The leaders of the two largest churches in West Papua, Benny Giay and Socratez Sofyan Yoman, assert that the mysterious killings are politically motivated and have left indigenous Papuans in fear of leaving their homes. Human Rights Watch also reports that the government continues to overlook the need to investigate the violence, barring monitors and journalists from entering Papua to investigate.
It seems unlikely that those to blame will be brought to justice, as Indonesian President Susilo Bambang Yudhoyono has made light of the soldiers’ rampage by labeling it “inappropriate action”. He has called the shootings in Papua “small-scale” in comparison to those taking place in the Middle East.
Where is this leader’s compassion for his people?
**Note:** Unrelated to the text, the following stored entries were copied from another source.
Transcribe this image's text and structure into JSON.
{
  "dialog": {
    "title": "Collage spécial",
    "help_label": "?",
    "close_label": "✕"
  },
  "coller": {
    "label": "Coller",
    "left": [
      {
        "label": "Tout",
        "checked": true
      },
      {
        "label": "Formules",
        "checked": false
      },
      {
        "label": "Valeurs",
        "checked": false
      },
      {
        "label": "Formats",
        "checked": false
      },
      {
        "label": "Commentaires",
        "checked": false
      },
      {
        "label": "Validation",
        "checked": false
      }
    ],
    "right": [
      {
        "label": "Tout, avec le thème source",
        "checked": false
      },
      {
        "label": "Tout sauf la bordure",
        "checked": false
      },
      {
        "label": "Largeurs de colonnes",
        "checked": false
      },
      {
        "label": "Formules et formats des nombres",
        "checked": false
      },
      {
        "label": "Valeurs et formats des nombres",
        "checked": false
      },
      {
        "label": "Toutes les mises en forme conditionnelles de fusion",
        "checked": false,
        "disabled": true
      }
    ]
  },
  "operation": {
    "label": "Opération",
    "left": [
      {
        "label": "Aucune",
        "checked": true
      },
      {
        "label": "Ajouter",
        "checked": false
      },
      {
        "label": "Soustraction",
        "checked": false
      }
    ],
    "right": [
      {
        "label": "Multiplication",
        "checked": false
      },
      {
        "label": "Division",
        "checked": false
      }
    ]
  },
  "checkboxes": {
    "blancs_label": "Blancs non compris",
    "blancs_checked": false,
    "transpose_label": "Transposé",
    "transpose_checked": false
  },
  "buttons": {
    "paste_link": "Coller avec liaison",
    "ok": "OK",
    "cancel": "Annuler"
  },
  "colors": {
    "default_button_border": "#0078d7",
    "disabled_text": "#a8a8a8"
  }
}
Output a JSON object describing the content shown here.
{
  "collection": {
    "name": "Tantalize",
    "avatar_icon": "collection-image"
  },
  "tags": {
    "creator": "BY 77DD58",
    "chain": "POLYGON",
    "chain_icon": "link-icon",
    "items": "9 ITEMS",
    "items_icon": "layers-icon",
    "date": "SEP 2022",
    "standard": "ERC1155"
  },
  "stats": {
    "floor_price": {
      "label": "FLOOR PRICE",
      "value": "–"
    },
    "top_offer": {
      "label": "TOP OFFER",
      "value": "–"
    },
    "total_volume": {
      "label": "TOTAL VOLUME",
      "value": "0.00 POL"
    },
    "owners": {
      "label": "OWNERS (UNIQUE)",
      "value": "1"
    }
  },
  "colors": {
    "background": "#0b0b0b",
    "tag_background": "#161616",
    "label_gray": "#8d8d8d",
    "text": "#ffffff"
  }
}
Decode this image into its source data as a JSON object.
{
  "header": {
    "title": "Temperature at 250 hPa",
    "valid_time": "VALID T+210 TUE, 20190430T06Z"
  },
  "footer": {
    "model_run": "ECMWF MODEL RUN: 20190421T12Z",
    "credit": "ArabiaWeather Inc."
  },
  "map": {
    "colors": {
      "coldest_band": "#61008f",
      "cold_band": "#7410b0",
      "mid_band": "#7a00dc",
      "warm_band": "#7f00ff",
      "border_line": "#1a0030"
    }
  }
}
Or are Papuans’ deaths so insignificant that they only merit attention when statistically matched to those in other global tragedies?
The recent shootings in Papua are, sadly, nothing new for West Papuans, although the frequency of lethality and the accompanying power of the Papuan backlash by way of protest are increasing.
As Indonesian security forces fan the flames of West Papuans’ independence aspirations, Australia must end its assistance to them.
By training Indonesia’s counter-terrorism forces accused of carrying out much of the current violence in Papua, Australia is more of an accomplice to Indonesian crimes than it was via its wilful ignorance during the lead up to the intervention in East Timor.
It will be an embarrassment to Australia, but a blessing to West Papuans if, because of the violence that Australian expertise helps finesse, Australia is forced to intervene to prevent genocide in West Papua in the near future.